Handel Trio Sonatas Op 2 & 5

Another worthwhile Handel project comes to glorious fruition

Record and Artist Details

Label: Harmonia Mundi

Media Format: CD or Download

Media Runtime: 0

Catalogue Number: HMU90 7467/8

Handel Trio Sonatas - Egarr

The Academy of Ancient Music’s project to record all of Handel’s works with opus numbers reaches its completion with this double-bill of 13 trio sonatas. Most are played by two violins (Pavlo Beznosiuk and Rodolfo Richter) and basso continuo (Joseph Crouch and Richard Egarr). The Op 2 set, first published in about 1730-31 by John Walsh senior using a fake title-page of an Amsterdam publisher, features two sonatas that specify slightly different scoring: flute in HWV386 and recorder in HWV389 (both played by Rachel Brown).
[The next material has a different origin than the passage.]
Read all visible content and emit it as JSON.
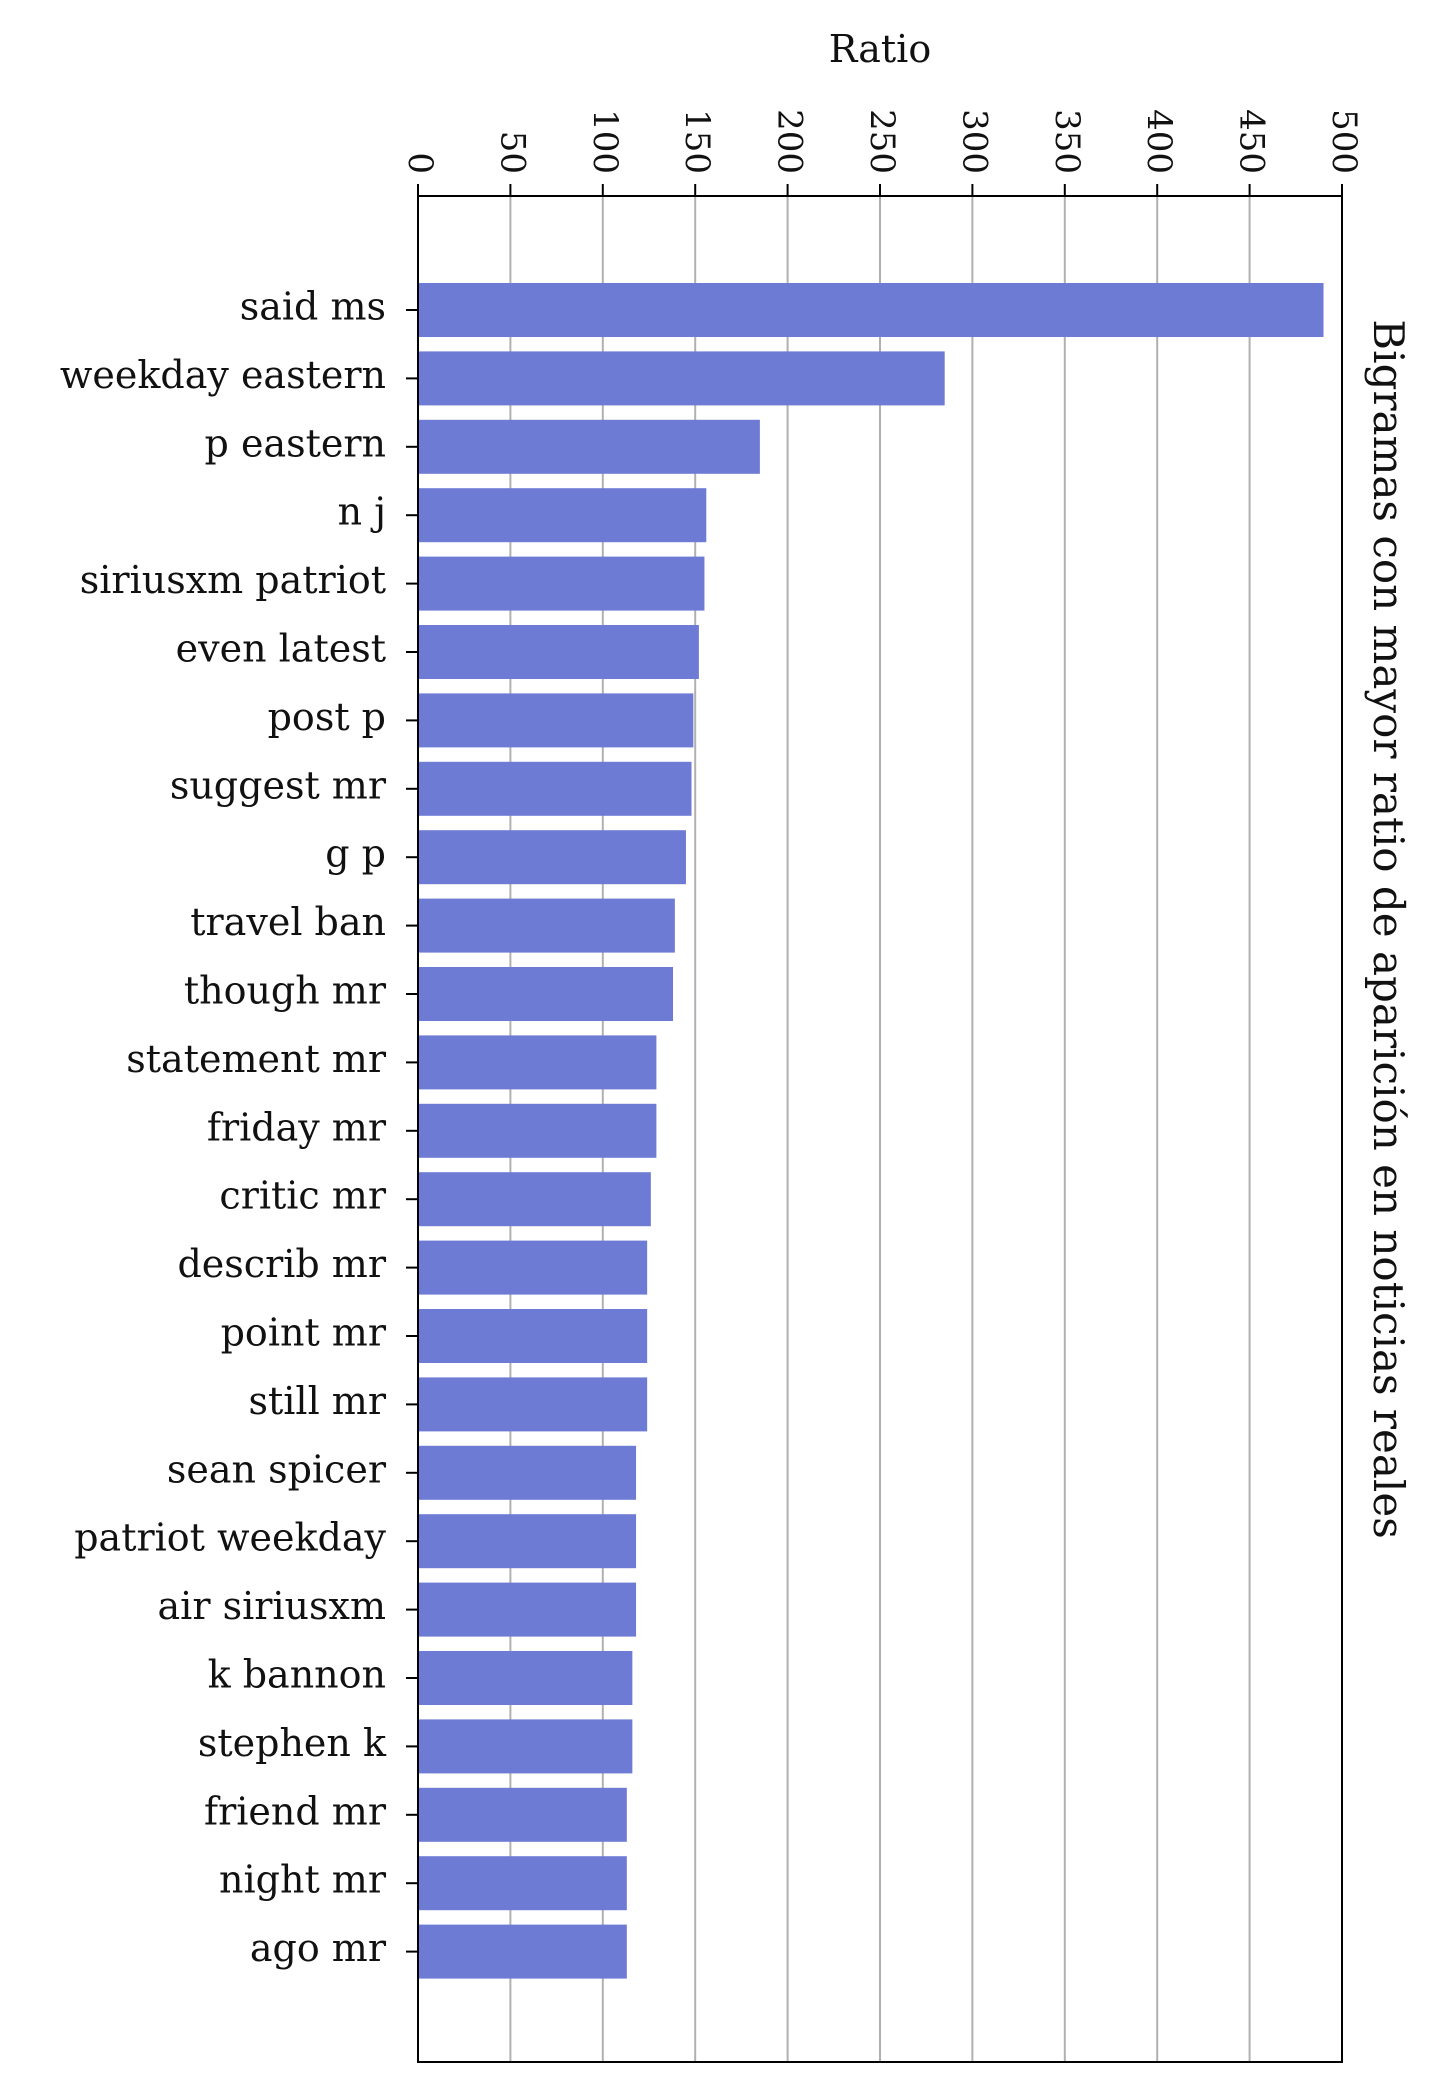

Handel might not have had much to do with Walsh’s venture but he was certainly more involved in Walsh junior’s 1739 publication of Op 5, which features some of his finest chamber compositions.
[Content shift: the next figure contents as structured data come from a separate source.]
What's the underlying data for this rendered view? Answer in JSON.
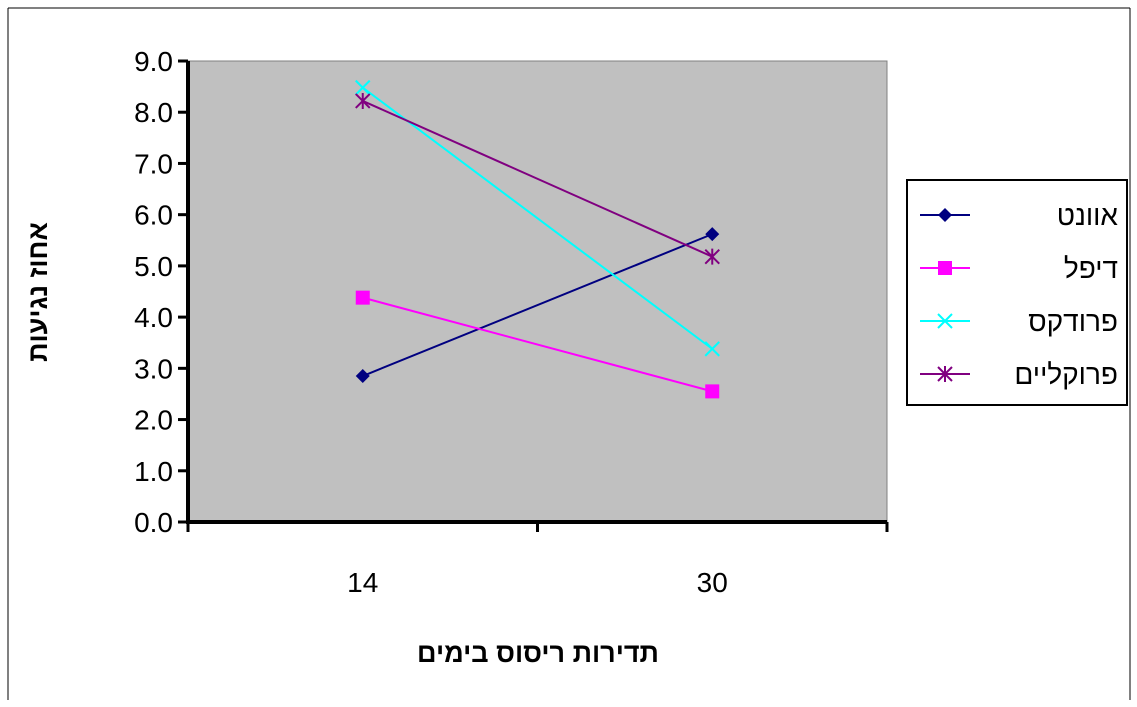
{
  "chart_data": {
    "type": "line",
    "categories": [
      "14",
      "30"
    ],
    "ylabel": "אחוז נגיעות",
    "xlabel": "תדירות ריסוס בימים",
    "ylim": [
      0,
      9
    ],
    "ytick_step": 1,
    "ytick_labels": [
      "0.0",
      "1.0",
      "2.0",
      "3.0",
      "4.0",
      "5.0",
      "6.0",
      "7.0",
      "8.0",
      "9.0"
    ],
    "plot_background": "#c0c0c0",
    "grid": false,
    "legend_position": "right",
    "series": [
      {
        "name": "אוונט",
        "values": [
          2.85,
          5.62
        ],
        "color": "#000080",
        "marker": "diamond"
      },
      {
        "name": "דיפל",
        "values": [
          4.38,
          2.55
        ],
        "color": "#ff00ff",
        "marker": "square"
      },
      {
        "name": "פרודקס",
        "values": [
          8.48,
          3.38
        ],
        "color": "#00ffff",
        "marker": "x"
      },
      {
        "name": "פרוקליים",
        "values": [
          8.22,
          5.18
        ],
        "color": "#800080",
        "marker": "star"
      }
    ]
  }
}
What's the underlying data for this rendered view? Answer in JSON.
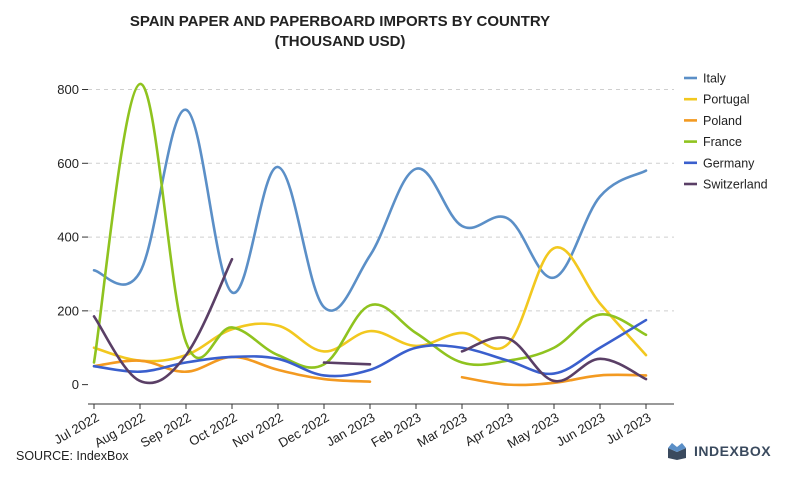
{
  "title_line1": "SPAIN PAPER AND PAPERBOARD IMPORTS BY COUNTRY",
  "title_line2": "(THOUSAND USD)",
  "source": "SOURCE: IndexBox",
  "logo_text": "INDEXBOX",
  "chart_data": {
    "type": "line",
    "title": "SPAIN PAPER AND PAPERBOARD IMPORTS BY COUNTRY (THOUSAND USD)",
    "xlabel": "",
    "ylabel": "",
    "categories": [
      "Jul 2022",
      "Aug 2022",
      "Sep 2022",
      "Oct 2022",
      "Nov 2022",
      "Dec 2022",
      "Jan 2023",
      "Feb 2023",
      "Mar 2023",
      "Apr 2023",
      "May 2023",
      "Jun 2023",
      "Jul 2023"
    ],
    "yticks": [
      0,
      200,
      400,
      600,
      800
    ],
    "ylim": [
      -20,
      880
    ],
    "grid": true,
    "legend_position": "right",
    "series": [
      {
        "name": "Italy",
        "color": "#5b8fc7",
        "values": [
          310,
          305,
          745,
          250,
          590,
          210,
          350,
          585,
          430,
          450,
          290,
          510,
          580
        ]
      },
      {
        "name": "Portugal",
        "color": "#f2c81f",
        "values": [
          100,
          65,
          80,
          150,
          160,
          90,
          145,
          105,
          140,
          110,
          370,
          220,
          80
        ]
      },
      {
        "name": "Poland",
        "color": "#f39a21",
        "values": [
          50,
          65,
          35,
          75,
          40,
          15,
          8,
          null,
          20,
          0,
          5,
          25,
          25
        ]
      },
      {
        "name": "France",
        "color": "#8fc31f",
        "values": [
          60,
          815,
          115,
          155,
          80,
          55,
          215,
          140,
          60,
          65,
          100,
          190,
          135
        ]
      },
      {
        "name": "Germany",
        "color": "#3a5fcd",
        "values": [
          50,
          35,
          60,
          75,
          70,
          25,
          40,
          100,
          100,
          65,
          30,
          100,
          175
        ]
      },
      {
        "name": "Switzerland",
        "color": "#5a3f66",
        "values": [
          185,
          10,
          80,
          340,
          null,
          60,
          55,
          null,
          90,
          125,
          10,
          70,
          15
        ]
      }
    ]
  }
}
The interplay between the AAM is Baroque chamber-playing of the very highest order: sincerely conversational, emotive and finely nuanced. Egarr and Crouch are an outstanding continuo team, providing attentive yet uncluttered support to the two upper instruments. Brown and Beznosiuk play together with touching eloquence in the Largo of HWV386 and excel in the jaunty jig that concludes HWV389 (erroneously listed in the booklet as an Adagio; documentation has not been the strongest aspect of this attractively packaged series). Beznosiuk and Richter interweave to gorgeous effect in the Largo of HWV387 (reputedly one of Handel’s earliest extant compositions). On a few occasions I wondered if the slower music could have been trusted to play itself with a more literal rhythmical pulse, and sometimes things seem precious if compared to the best alternative recordings (for example, the London Handel Players on Somm), but of course this may also be an unavoidable consequence of listening to an entire collection of works that were never designed by the composer to be sampled together in one long sitting. I particularly enjoyed the performances of the Op 5 set: the Gavotte from HWV396 is impeccably balanced like a first-class consort of voices, the contrasts in mood and sonority are ideally judged in the Musette of HWV397, and the Passacaglia in HWV399 is free-flowing and sensuous. The AAM’s marvellous music-making overrides Egarr’s soapbox dogmatic tendencies in his booklet-note.